Even as the average number of daily fliers has crossed 3 lakh, Indian airlines won’t benefit due to the increasing fuel prices.

For the first time since the beginning of 2022, the number of average daily fliers crossed 3 lakh passengers. In the first 10 days this year, the air traffic had dipped by a lakh amid the third wave of Covid-19. 

The research by ICICI Securities stated that the weekly average daily fliers stood at 3.16 lakh in the week ended (W.E) February 26, 2022 vs 2.96 lakh in the W.E. February19 ,2022. 

For W.E. February 26, the average number of daily departures improved to 2,257 from 2,214 in the previous week, and the number of fliers per departure increased to 140 from 138.

However, amid geopolitical crisis related to the Russian invasion into Ukraine has led to a sharp increase in the jet fuel cost to over $100 per barrel. On February 16, in notifications, oil companies had hiked jet fuel prices by about 5 per cent. These prices had hit a new record high. 

According to experts, if the distress continues, these costs are likely to go higher than the current rate. 

ICICI Securities’ researchers also stated that airlines tend to enjoy higher gross spreads, (revenues – fuel costs) when fuel prices are low. However, amid the current situation, “they are unable to completely pass on the rise in fuel prices through higher fares.”

In its report, the research firm explained that the current fare levels as on Q3 FY22, IndiGo’s Revenue per Available Seat-Kilometre (RASK) was ₹3.51. However, in the past, there has been a demand and supply mismatch. “As such, incremental scope to raise fares may be limited unless there is supply correction in the system.”

Experts speak

Speaking to BusinessLine, an aviation industry expert requesting anonymity explained that fuel costs are approximately 40 per cent of an airline’s cost. However, given that airlines are upgrading their fleet to a more fuel-efficient mix, which is helpful to them.

Not only that, the passenger load factor, too, is gradually increasing. He explained that “the more the PLF, the fuel costs are divided. Currently, the PLFs are getting better. In the near future, I do not see fuel costs impacting airlines, but it is a wait and watch situation for the next quarter.”

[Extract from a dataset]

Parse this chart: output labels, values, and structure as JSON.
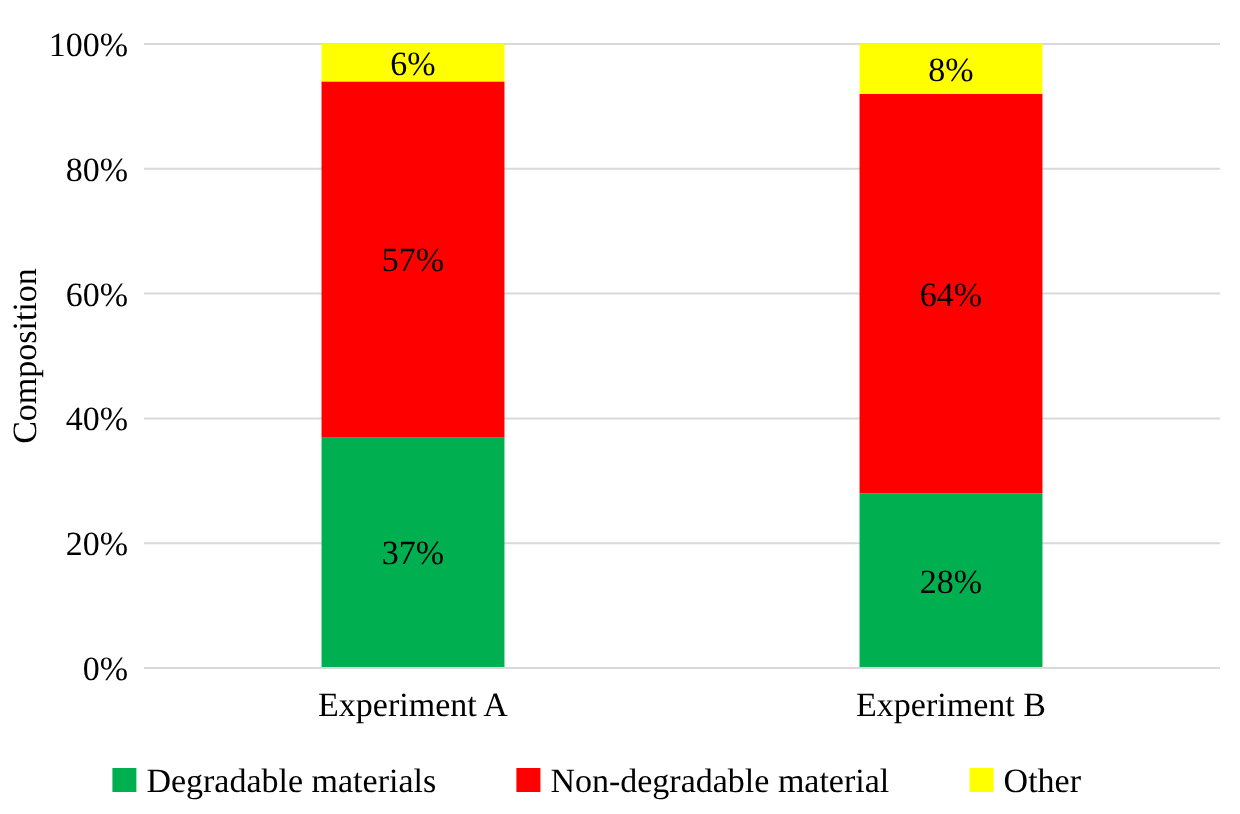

However, Nripendra Singh, research director, aerospace & defense practice at Frost & Sullivan, countered saying that the operational costs are going up, and “it doesn’t look like the crisis is going to get averted anytime soon. Oil nations will take advantage of this. So, it will definitely impact it.”

To subsidize this, there is a positive subsiding of losses because of PLF. “Only efficient revenue management will help the airline. Nonetheless, if one weighs operational costs versus PLF and the revenue management, I see a short-term deep impact, it may stabilize in the medium-term provided situations get better.”